Seit Jahren weise ich auf diesen unhaltbaren Zustand hin – doch geändert hat sich kaum etwas. Der Radweg entlang der vierspurigen Bramfelder Chaussee ist erneut von Wildwuchs überwuchert. Statt einer gepflegten, sicheren Verbindung für Radfahrer herrscht ein Zustand, der alles andere als einladend ist. Gras und Unkraut nehmen den Weg ein, Sicht und Sicherheit bleiben auf der Strecke.
Es ist beschämend, dass in einer Stadt, die sich selbst als Vorreiterin der Verkehrswende versteht, solche Zustände weiterhin hingenommen werden.
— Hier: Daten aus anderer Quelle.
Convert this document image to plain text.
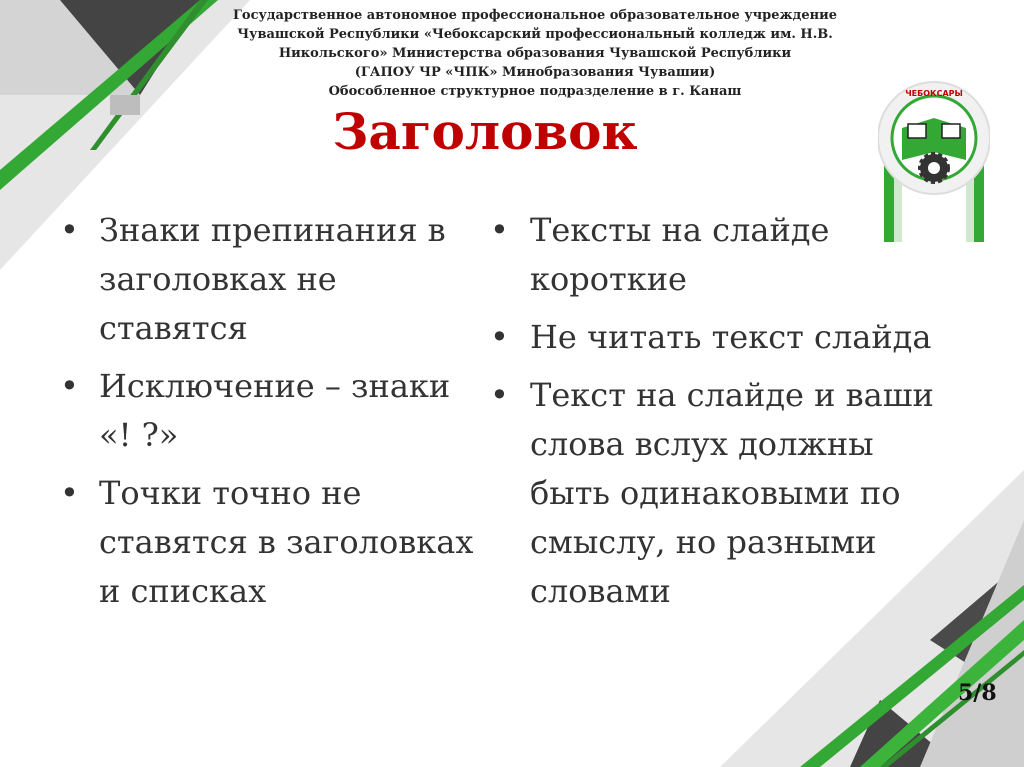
Государственное автономное профессиональное образовательное учреждение
Чувашской Республики «Чебоксарский профессиональный колледж им. Н.В.
Никольского» Министерства образования Чувашской Республики
(ГАПОУ ЧР «ЧПК» Минобразования Чувашии)
Обособленное структурное подразделение в г. Канаш	ЧЕБОКСАРЫ
Заголовок
• Знаки препинания в заголовках не ставятся
• Исключение – знаки «! ?»
• Точки точно не ставятся в заголовках и списках
• Тексты на слайде короткие
• Не читать текст слайда
• Текст на слайде и ваши слова вслух должны быть одинаковыми по смыслу, но разными словами
5/8
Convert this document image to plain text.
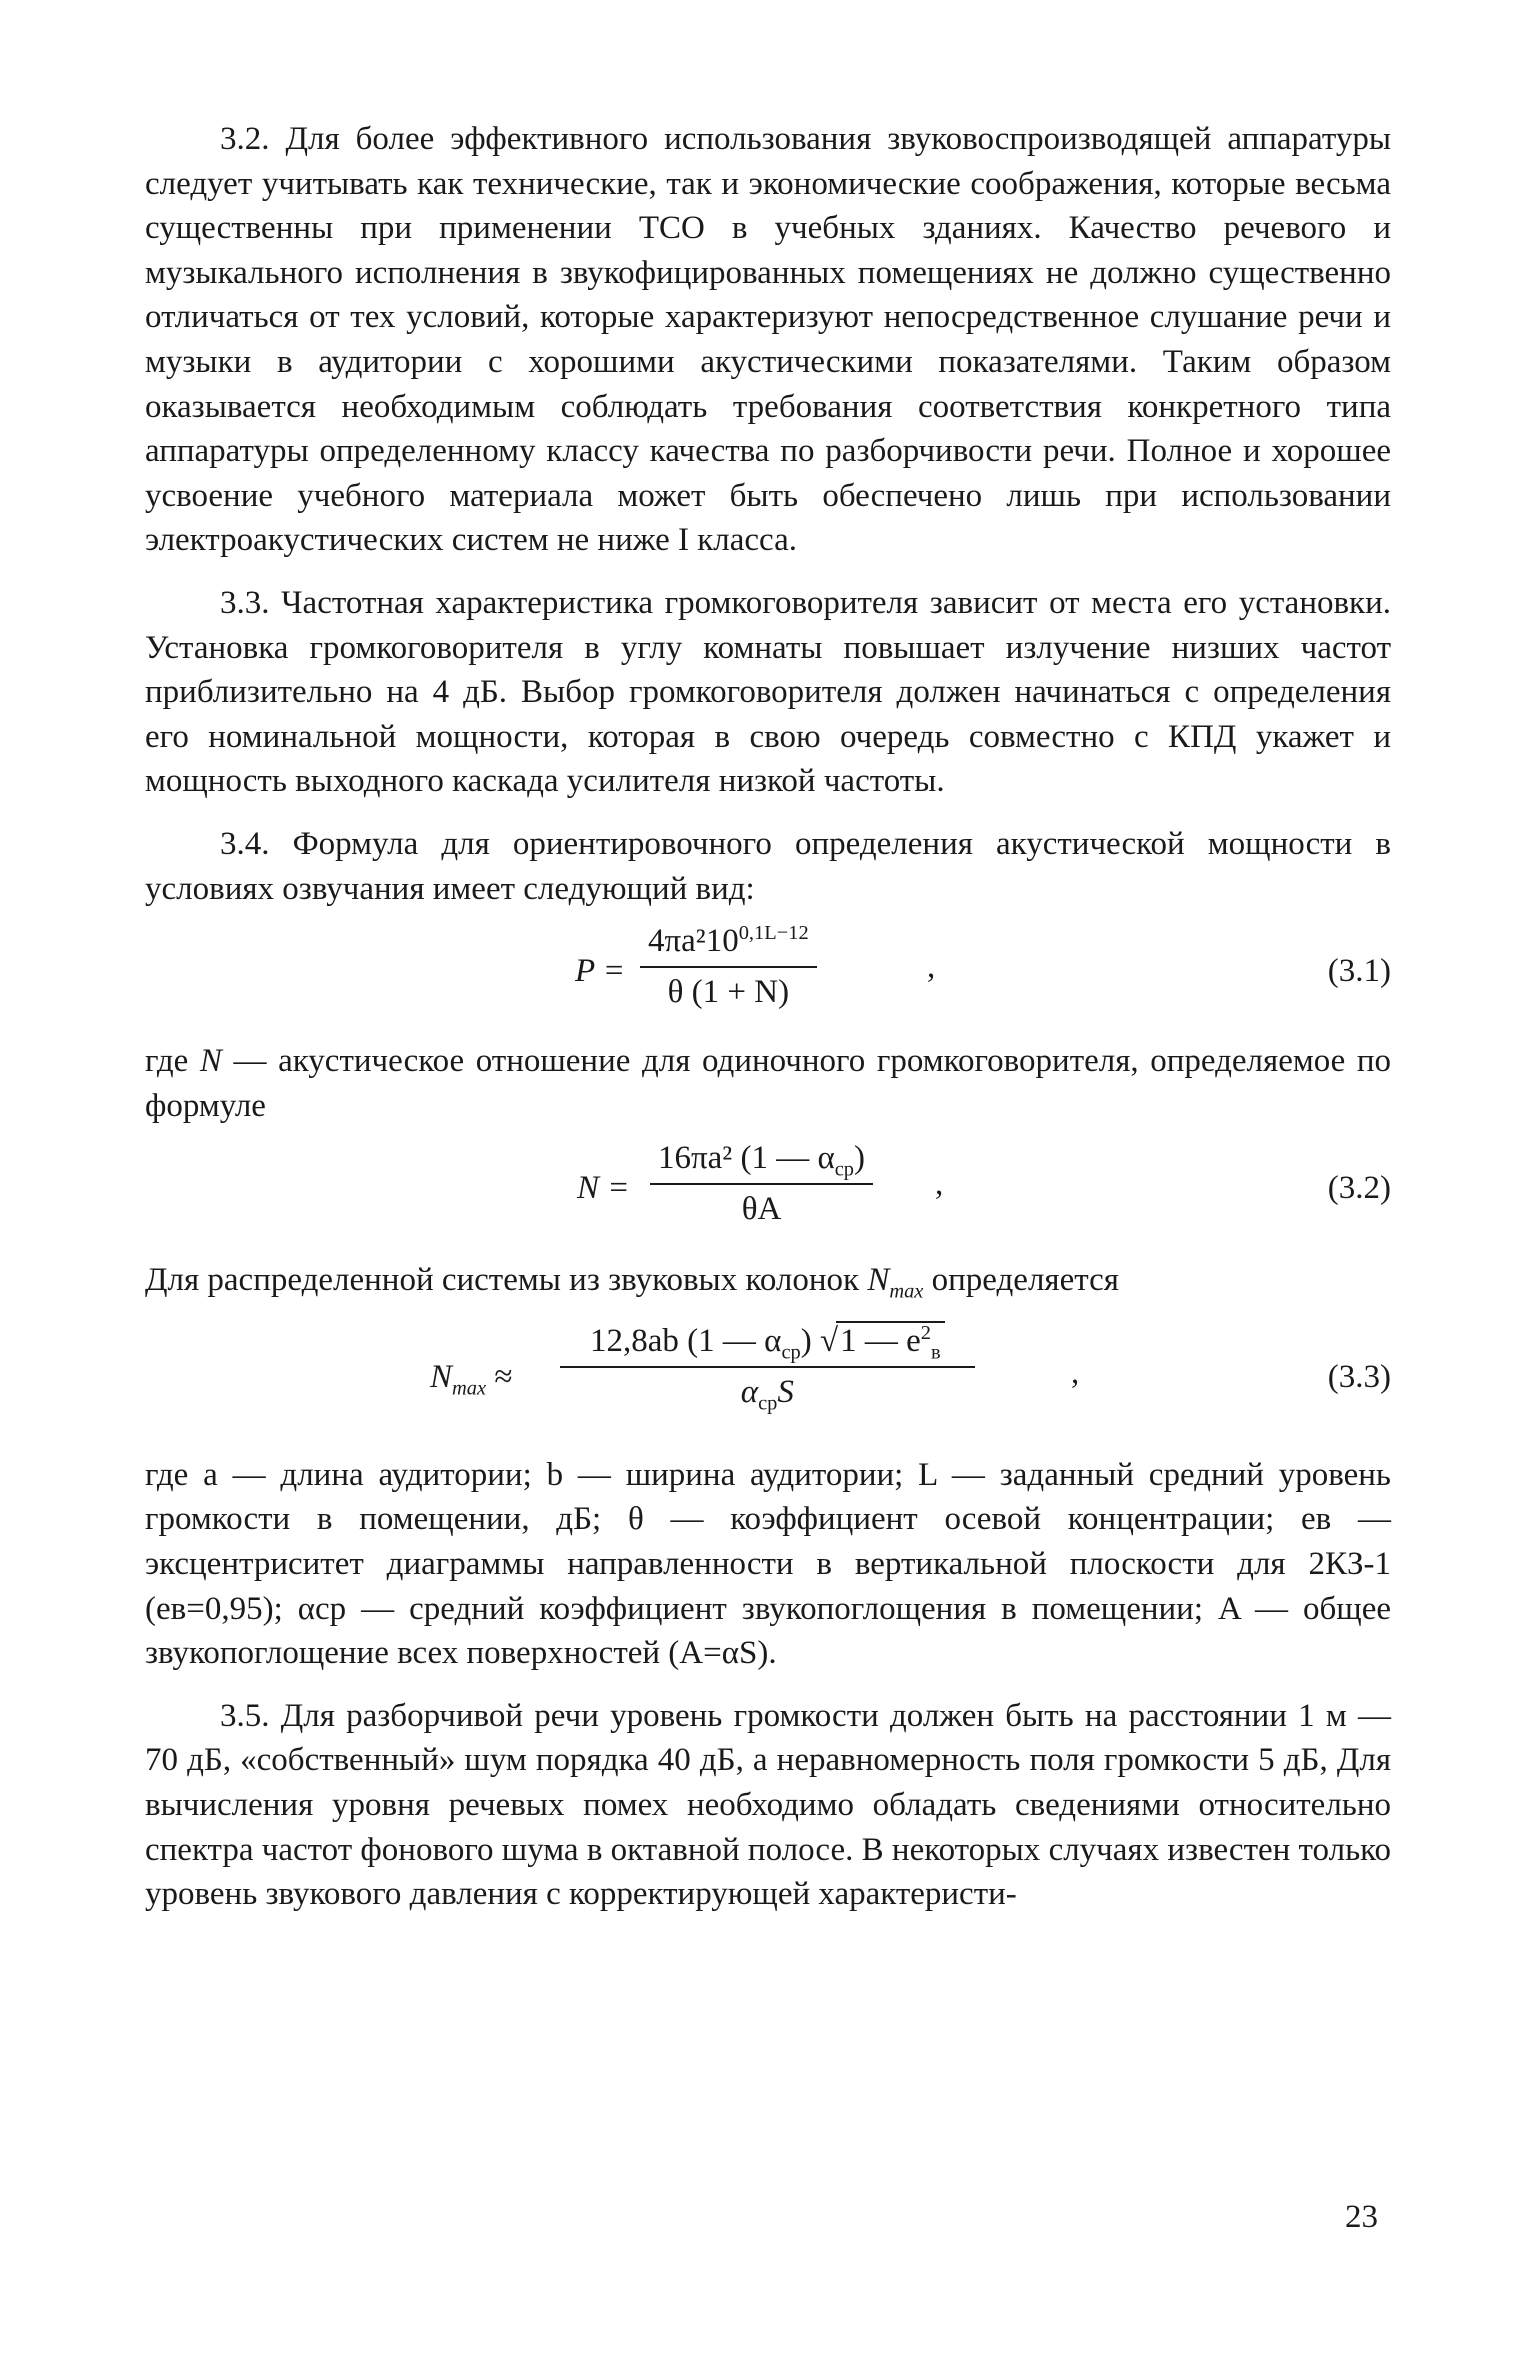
3.2. Для более эффективного использования звуковоспроизводящей аппаратуры следует учитывать как технические, так и экономические соображения, которые весьма существенны при применении ТСО в учебных зданиях. Качество речевого и музыкального исполнения в звукофицированных помещениях не должно существенно отличаться от тех условий, которые характеризуют непосредственное слушание речи и музыки в аудитории с хорошими акустическими показателями. Таким образом оказывается необходимым соблюдать требования соответствия конкретного типа аппаратуры определенному классу качества по разборчивости речи. Полное и хорошее усвоение учебного материала может быть обеспечено лишь при использовании электроакустических систем не ниже I класса.

3.3. Частотная характеристика громкоговорителя зависит от места его установки. Установка громкоговорителя в углу комнаты повышает излучение низших частот приблизительно на 4 дБ. Выбор громкоговорителя должен начинаться с определения его номинальной мощности, которая в свою очередь совместно с КПД укажет и мощность выходного каскада усилителя низкой частоты.

3.4. Формула для ориентировочного определения акустической мощности в условиях озвучания имеет следующий вид:

$P = \frac{4\pi a^210^{0,1L-12}}{\theta (1 + N)}$	,	(3.1)

где N — акустическое отношение для одиночного громкоговорителя, определяемое по формуле

N =
16πa² (1 — $\alpha_{ср}$)
θA
,	(3.2)

Для распределенной системы из звуковых колонок $N_{max}$ определяется

$N_{max}$ ≈
12,8ab (1 — $\alpha_{ср}$) √1 — $e^2_в$
$\alpha_{ср}S$
,	(3.3)

где a — длина аудитории; b — ширина аудитории; L — заданный средний уровень громкости в помещении, дБ; θ — коэффициент осевой концентрации; eв — эксцентриситет диаграммы направленности в вертикальной плоскости для 2КЗ-1 (eв=0,95); αср — средний коэффициент звукопоглощения в помещении; A — общее звукопоглощение всех поверхностей (A=αS).

3.5. Для разборчивой речи уровень громкости должен быть на расстоянии 1 м — 70 дБ, «собственный» шум порядка 40 дБ, а неравномерность поля громкости 5 дБ, Для вычисления уровня речевых помех необходимо обладать сведениями относительно спектра частот фонового шума в октавной полосе. В некоторых случаях известен только уровень звукового давления с корректирующей характеристи-

23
Eine Verkehrswende beginnt nicht auf dem Papier, sondern auf der Straße – mit sicheren, sauberen und gut gepflegten Radwegen. Doch genau das bleibt hier aus.
Trotz wiederholter Hinweise, Anfragen und öffentlicher Kritik bleibt der Senat untätig. Allenfalls sporadische Reinigungsaktionen schaffen kurzfristige Abhilfe, ohne das eigentliche Problem anzugehen: die fehlende regelmäßige Pflege.
Wenn Hamburg den Umstieg aufs Fahrrad wirklich fördern will, dann müssen solche Zustände endlich der Vergangenheit angehören. Ich fordere den Senat daher erneut auf, Verantwortung zu übernehmen und die regelmäßige Instandhaltung der Radwege verbindlich sicherzustellen.
Eine echte Verkehrswende braucht mehr als schöne Worte – sie braucht Taten. Und die beginnen mit sauberen, sicheren Radwegen.